Setting the files attachement requires you to write a JSON formatted complex property. The JSON format is the following:

[
    {
        "file": {
            "mime-type": "text/plain",
            "content": "first_file.txt"
        }
    },
    {
        "file": {
            "mime-type": "application/pdf",
            "content": "my_pdf.pdf"
        }
    },
    {
        "file": {
            "name": "custom_name.pdf",
            "content": "another_pdf.pdf"
        }
    }
]

In the JSON above:

  • content is the relative path of the File to import, located in the configured folder.
  • name overrides the name of the Blob, by default the name of the imported File. Optional.
  • mime-type set the mime type of the Blob.

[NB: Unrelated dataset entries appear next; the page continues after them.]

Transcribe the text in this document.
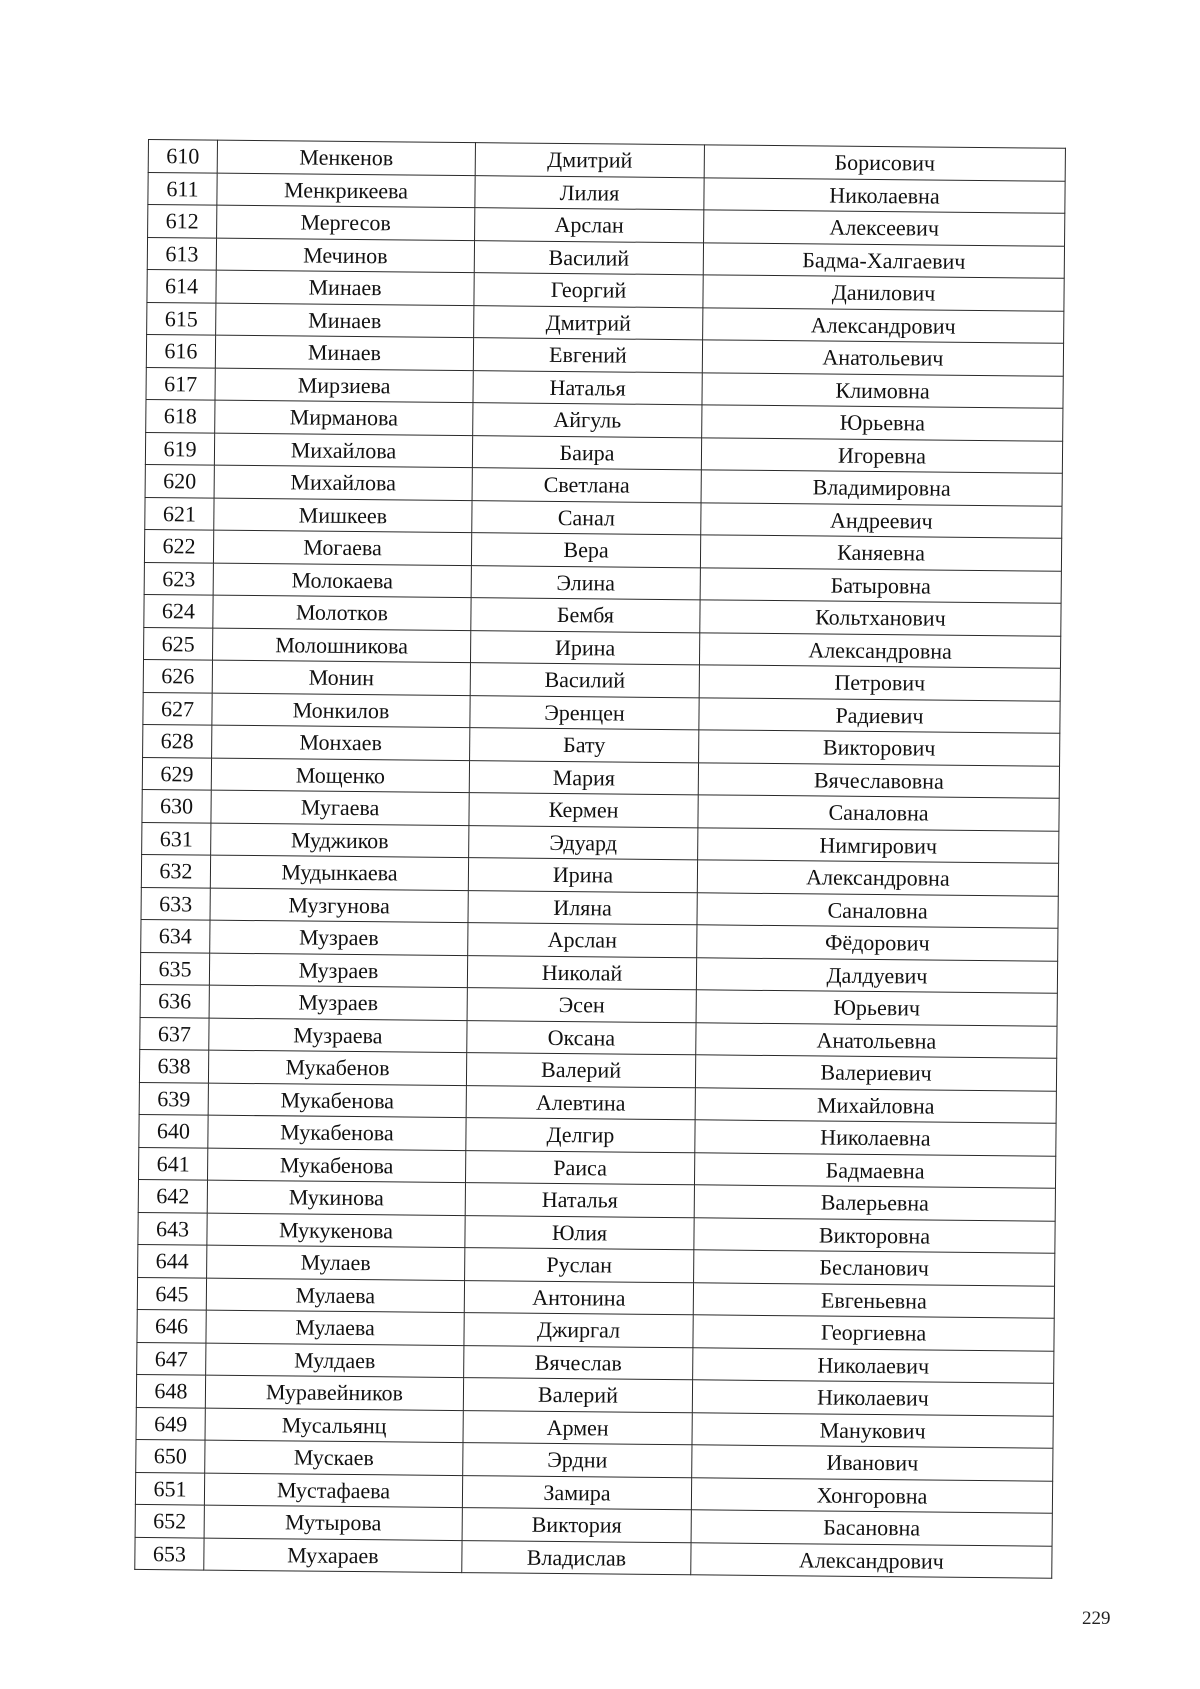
610	Менкенов	Дмитрий	Борисович
611	Менкрикеева	Лилия	Николаевна
612	Мергесов	Арслан	Алексеевич
613	Мечинов	Василий	Бадма-Халгаевич
614	Минаев	Георгий	Данилович
615	Минаев	Дмитрий	Александрович
616	Минаев	Евгений	Анатольевич
617	Мирзиева	Наталья	Климовна
618	Мирманова	Айгуль	Юрьевна
619	Михайлова	Баира	Игоревна
620	Михайлова	Светлана	Владимировна
621	Мишкеев	Санал	Андреевич
622	Могаева	Вера	Каняевна
623	Молокаева	Элина	Батыровна
624	Молотков	Бембя	Кольтханович
625	Молошникова	Ирина	Александровна
626	Монин	Василий	Петрович
627	Монкилов	Эренцен	Радиевич
628	Монхаев	Бату	Викторович
629	Мощенко	Мария	Вячеславовна
630	Мугаева	Кермен	Саналовна
631	Муджиков	Эдуард	Нимгирович
632	Мудынкаева	Ирина	Александровна
633	Музгунова	Иляна	Саналовна
634	Музраев	Арслан	Фёдорович
635	Музраев	Николай	Далдуевич
636	Музраев	Эсен	Юрьевич
637	Музраева	Оксана	Анатольевна
638	Мукабенов	Валерий	Валериевич
639	Мукабенова	Алевтина	Михайловна
640	Мукабенова	Делгир	Николаевна
641	Мукабенова	Раиса	Бадмаевна
642	Мукинова	Наталья	Валерьевна
643	Мукукенова	Юлия	Викторовна
644	Мулаев	Руслан	Бесланович
645	Мулаева	Антонина	Евгеньевна
646	Мулаева	Джиргал	Георгиевна
647	Мулдаев	Вячеслав	Николаевич
648	Муравейников	Валерий	Николаевич
649	Мусальянц	Армен	Манукович
650	Мускаев	Эрдни	Иванович
651	Мустафаева	Замира	Хонгоровна
652	Мутырова	Виктория	Басановна
653	Мухараев	Владислав	Александрович
229
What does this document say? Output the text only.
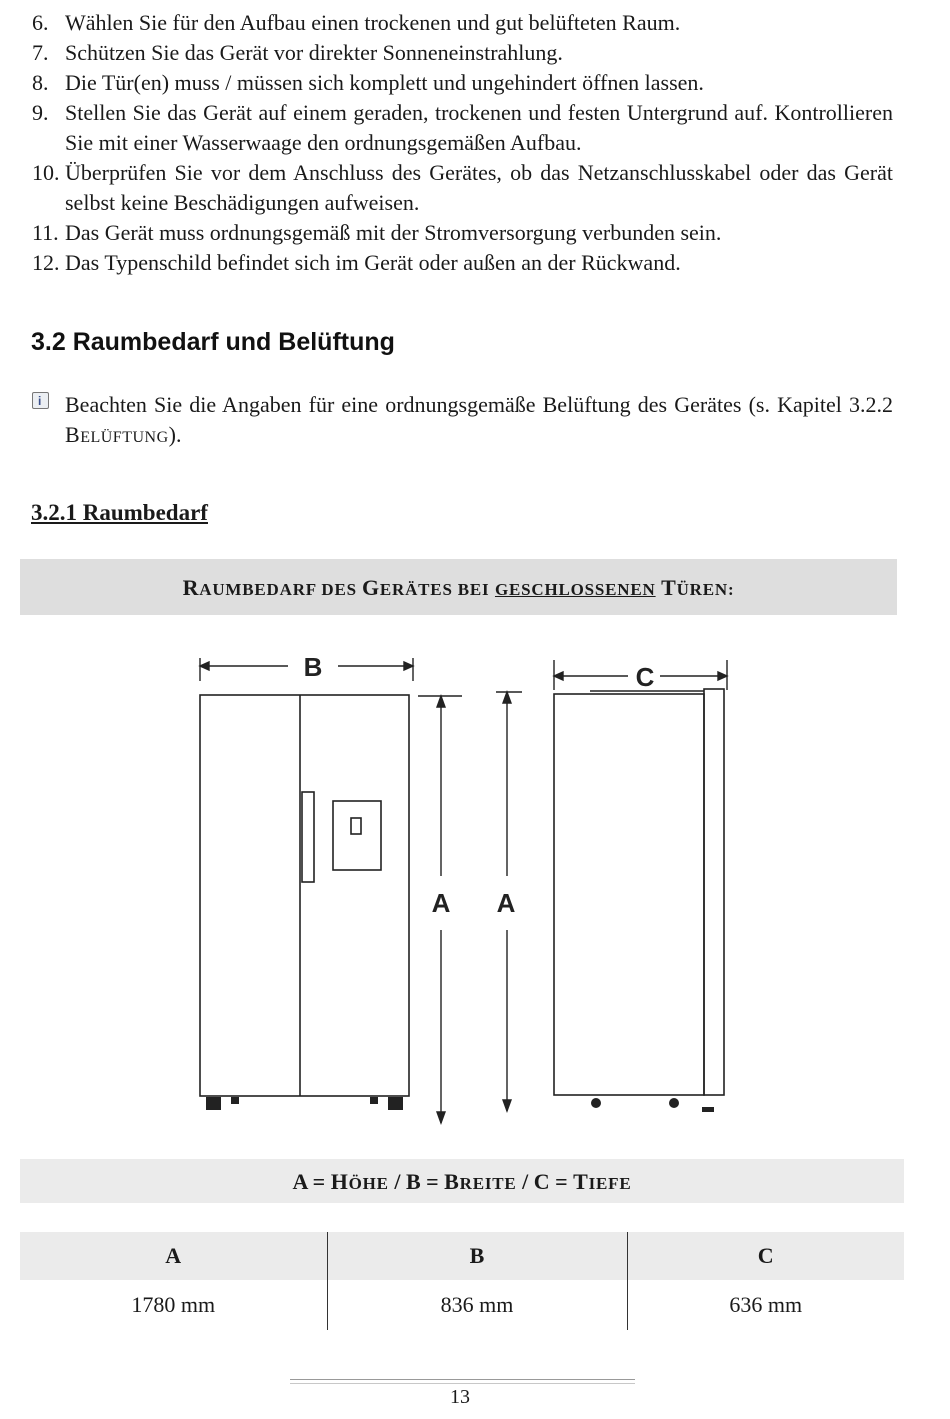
6. Wählen Sie für den Aufbau einen trockenen und gut belüfteten Raum.
7. Schützen Sie das Gerät vor direkter Sonneneinstrahlung.
8. Die Tür(en) muss / müssen sich komplett und ungehindert öffnen lassen.
9. Stellen Sie das Gerät auf einem geraden, trockenen und festen Untergrund auf. Kontrollieren Sie mit einer Wasserwaage den ordnungsgemäßen Aufbau.
10. Überprüfen Sie vor dem Anschluss des Gerätes, ob das Netzanschlusskabel oder das Gerät selbst keine Beschädigungen aufweisen.
11. Das Gerät muss ordnungsgemäß mit der Stromversorgung verbunden sein.
12. Das Typenschild befindet sich im Gerät oder außen an der Rückwand.
3.2 Raumbedarf und Belüftung
i Beachten Sie die Angaben für eine ordnungsgemäße Belüftung des Gerätes (s. Kapitel 3.2.2 BELÜFTUNG).
3.2.1 Raumbedarf
RAUMBEDARF DES GERÄTES BEI GESCHLOSSENEN TÜREN:
B	C
A A
A = HÖHE / B = BREITE / C = TIEFE
A	B	C
1780 mm	836 mm	636 mm
13
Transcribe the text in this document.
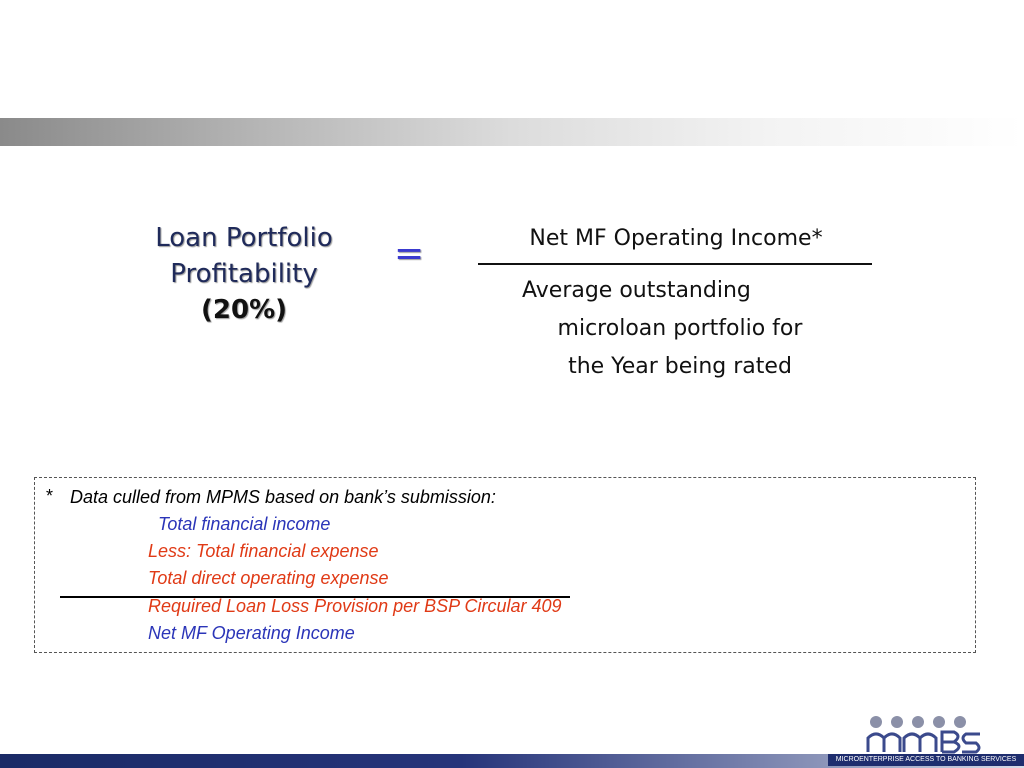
Loan Portfolio
Profitability
(20%)
=	Net MF Operating Income*
Average outstanding
microloan portfolio for
the Year being rated
* Data culled from MPMS based on bank’s submission:
Total financial income
Less: Total financial expense
Total direct operating expense
Required Loan Loss Provision per BSP Circular 409
Net MF Operating Income
MABS
MICROENTERPRISE ACCESS TO BANKING SERVICES
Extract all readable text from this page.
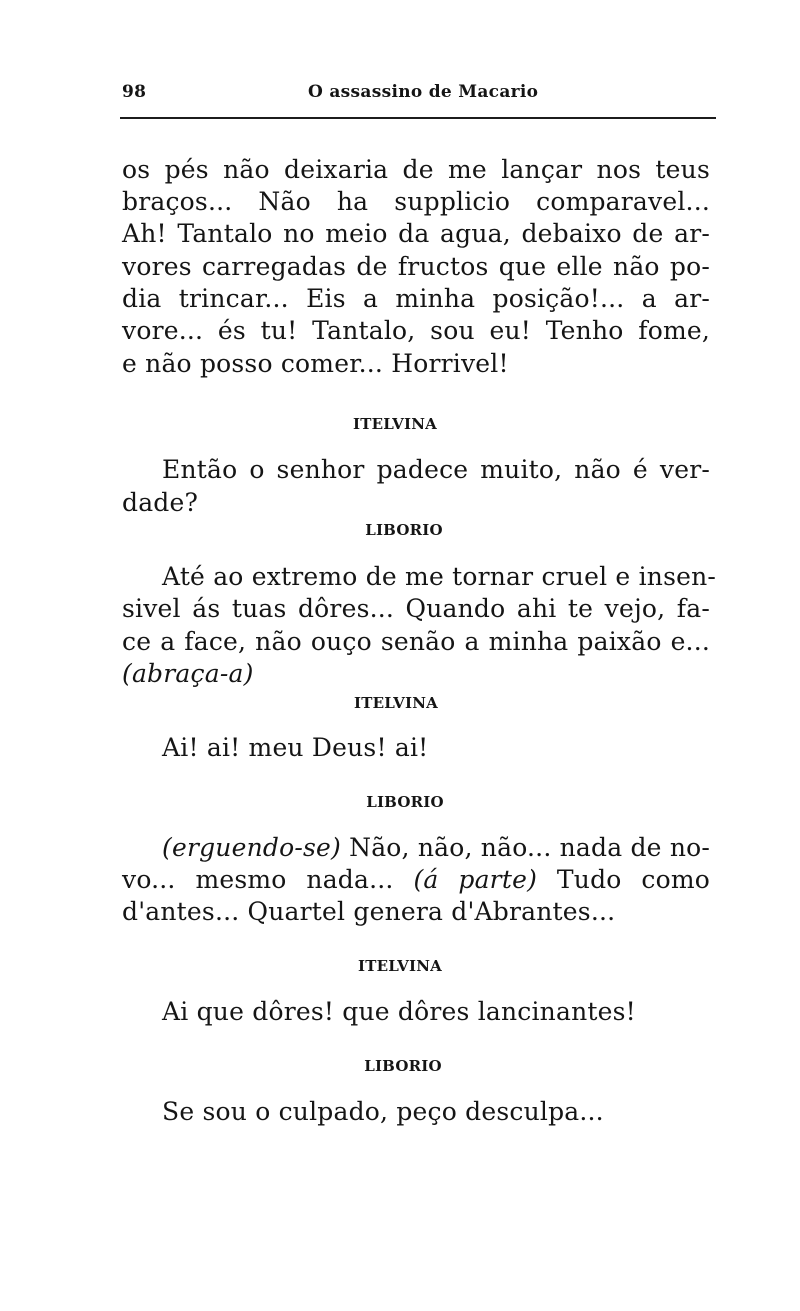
98	O assassino de Macario
os pés não deixaria de me lançar nos teus
braços... Não ha supplicio comparavel...
Ah! Tantalo no meio da agua, debaixo de ar-
vores carregadas de fructos que elle não po-
dia trincar... Eis a minha posição!... a ar-
vore... és tu! Tantalo, sou eu! Tenho fome,
e não posso comer... Horrivel!
ITELVINA
Então o senhor padece muito, não é ver-
dade?
LIBORIO
Até ao extremo de me tornar cruel e insen-
sivel ás tuas dôres... Quando ahi te vejo, fa-
ce a face, não ouço senão a minha paixão e...
(abraça-a)
ITELVINA
Ai! ai! meu Deus! ai!
LIBORIO
(erguendo-se) Não, não, não... nada de no-
vo... mesmo nada... (á parte) Tudo como
d'antes... Quartel genera d'Abrantes...
ITELVINA
Ai que dôres! que dôres lancinantes!
LIBORIO
Se sou o culpado, peço desculpa...
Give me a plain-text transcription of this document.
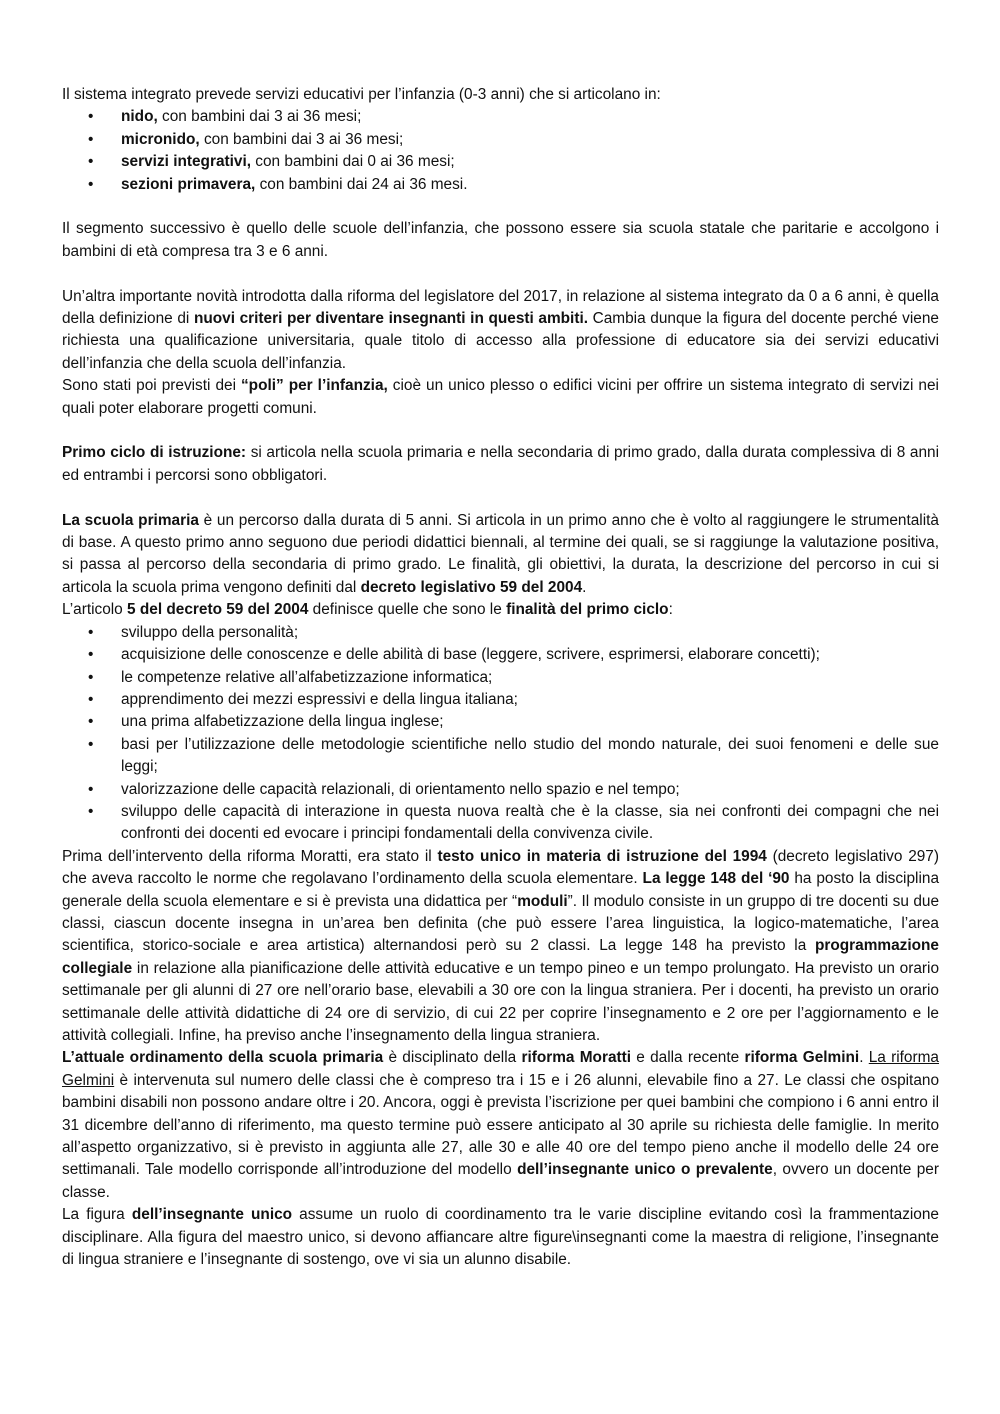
Il sistema integrato prevede servizi educativi per l’infanzia (0-3 anni) che si articolano in:

• nido, con bambini dai 3 ai 36 mesi;
• micronido, con bambini dai 3 ai 36 mesi;
• servizi integrativi, con bambini dai 0 ai 36 mesi;
• sezioni primavera, con bambini dai 24 ai 36 mesi.

Il segmento successivo è quello delle scuole dell’infanzia, che possono essere sia scuola statale che paritarie e accolgono i bambini di età compresa tra 3 e 6 anni.

Un’altra importante novità introdotta dalla riforma del legislatore del 2017, in relazione al sistema integrato da 0 a 6 anni, è quella della definizione di nuovi criteri per diventare insegnanti in questi ambiti. Cambia dunque la figura del docente perché viene richiesta una qualificazione universitaria, quale titolo di accesso alla professione di educatore sia dei servizi educativi dell’infanzia che della scuola dell’infanzia.

Sono stati poi previsti dei “poli” per l’infanzia, cioè un unico plesso o edifici vicini per offrire un sistema integrato di servizi nei quali poter elaborare progetti comuni.

Primo ciclo di istruzione: si articola nella scuola primaria e nella secondaria di primo grado, dalla durata complessiva di 8 anni ed entrambi i percorsi sono obbligatori.

La scuola primaria è un percorso dalla durata di 5 anni. Si articola in un primo anno che è volto al raggiungere le strumentalità di base. A questo primo anno seguono due periodi didattici biennali, al termine dei quali, se si raggiunge la valutazione positiva, si passa al percorso della secondaria di primo grado. Le finalità, gli obiettivi, la durata, la descrizione del percorso in cui si articola la scuola prima vengono definiti dal decreto legislativo 59 del 2004.

L’articolo 5 del decreto 59 del 2004 definisce quelle che sono le finalità del primo ciclo:

• sviluppo della personalità;
• acquisizione delle conoscenze e delle abilità di base (leggere, scrivere, esprimersi, elaborare concetti);
• le competenze relative all’alfabetizzazione informatica;
• apprendimento dei mezzi espressivi e della lingua italiana;
• una prima alfabetizzazione della lingua inglese;
• basi per l’utilizzazione delle metodologie scientifiche nello studio del mondo naturale, dei suoi fenomeni e delle sue leggi;
• valorizzazione delle capacità relazionali, di orientamento nello spazio e nel tempo;
• sviluppo delle capacità di interazione in questa nuova realtà che è la classe, sia nei confronti dei compagni che nei confronti dei docenti ed evocare i principi fondamentali della convivenza civile.

Prima dell’intervento della riforma Moratti, era stato il testo unico in materia di istruzione del 1994 (decreto legislativo 297) che aveva raccolto le norme che regolavano l’ordinamento della scuola elementare. La legge 148 del ‘90 ha posto la disciplina generale della scuola elementare e si è prevista una didattica per “moduli”. Il modulo consiste in un gruppo di tre docenti su due classi, ciascun docente insegna in un’area ben definita (che può essere l’area linguistica, la logico-matematiche, l’area scientifica, storico-sociale e area artistica) alternandosi però su 2 classi. La legge 148 ha previsto la programmazione collegiale in relazione alla pianificazione delle attività educative e un tempo pineo e un tempo prolungato. Ha previsto un orario settimanale per gli alunni di 27 ore nell’orario base, elevabili a 30 ore con la lingua straniera. Per i docenti, ha previsto un orario settimanale delle attività didattiche di 24 ore di servizio, di cui 22 per coprire l’insegnamento e 2 ore per l’aggiornamento e le attività collegiali. Infine, ha previso anche l’insegnamento della lingua straniera.

L’attuale ordinamento della scuola primaria è disciplinato della riforma Moratti e dalla recente riforma Gelmini. La riforma Gelmini è intervenuta sul numero delle classi che è compreso tra i 15 e i 26 alunni, elevabile fino a 27. Le classi che ospitano bambini disabili non possono andare oltre i 20. Ancora, oggi è prevista l’iscrizione per quei bambini che compiono i 6 anni entro il 31 dicembre dell’anno di riferimento, ma questo termine può essere anticipato al 30 aprile su richiesta delle famiglie. In merito all’aspetto organizzativo, si è previsto in aggiunta alle 27, alle 30 e alle 40 ore del tempo pieno anche il modello delle 24 ore settimanali. Tale modello corrisponde all’introduzione del modello dell’insegnante unico o prevalente, ovvero un docente per classe.

La figura dell’insegnante unico assume un ruolo di coordinamento tra le varie discipline evitando così la frammentazione disciplinare. Alla figura del maestro unico, si devono affiancare altre figure\insegnanti come la maestra di religione, l’insegnante di lingua straniere e l’insegnante di sostengo, ove vi sia un alunno disabile.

Optional.

On your CSV file, use the file:files property in the first line and the JSON formatted complex property, such as:

"name","type","dc:title","file:files"
"my-file","File","My file with files attachment","[{ \"file\": { \"mime-type\": \"text/plain\", \"content\": \"first_file.txt\" }}, { \"file\": { \"mime-type\": \"application/pdf\", \"content\": \"my_pdf.pdf\" }}, { \"file\": { \"name\": \"custom_name.pdf\", \"content\": \"another_pdf.pdf\" }}]"

Complex Property

Since 9.3, it is also possible to create documents and import a File in a complex property.

For instance, assuming you have a schema named foo with a complex property named complex containing a string property str and a content property file:

<?xml version="1.0"?>
<xs:schema xmlns:xs="http://www.w3.org/2001/XMLSchema"
  targetNamespace="http://nuxeo.ecm.csv.test/schemas/foo/"
  xmlns:foo="http://nuxeo.ecm.csv.test/schemas/foo/">

  <xs:include schemaLocation="core-types.xsd" />

  <xs:complexType name="complexType">
    <xs:sequence>
      <xs:element name="str" type="xs:string"/>
      <xs:element name="file" type="foo:content"/>
    </xs:sequence>
  </xs:complexType>

  <xs:element name="complex" type="foo:complexType"/>

</xs:schema>

The JSON formatted property will be:

{
    "str": "a string",
    "file": {
        "mime-type": "text/plain",
        "content": "first_file.txt"
    }
}

On your CSV file, use the foo:complex property in the first line and the JSON formatted complex property, such as:

"name","type","dc:title","foo:complex"
"my-foo-file","FooFile","My file with complex property","{ \"str\": \"a string\", \"file\": { \"mime-type\": \"text/plain\", \"content\": \"first_file.txt\" }}"

Set Lifecycle State When Creating Documents

It is possible to set the lifecycle state when the document is created through Nuxeo CSV, using the ecm:currentLifeCycleState property. This property is ignored when updating documents.

"name","type","dc:description","dc:title","ecm:currentLifeCycleState"
"myfile","File","a simple file","My File","obsolete"

Events

By default, performing a CSV import raises a document created event.

If you want to import documents while maintaining original UUID, creation date, modification date, author and contributors, check the "Apply Date, Author and Dublin Core metadata" checkbox. In this case, a document imported event is triggered.

This last option can only be used by members of the administrators group.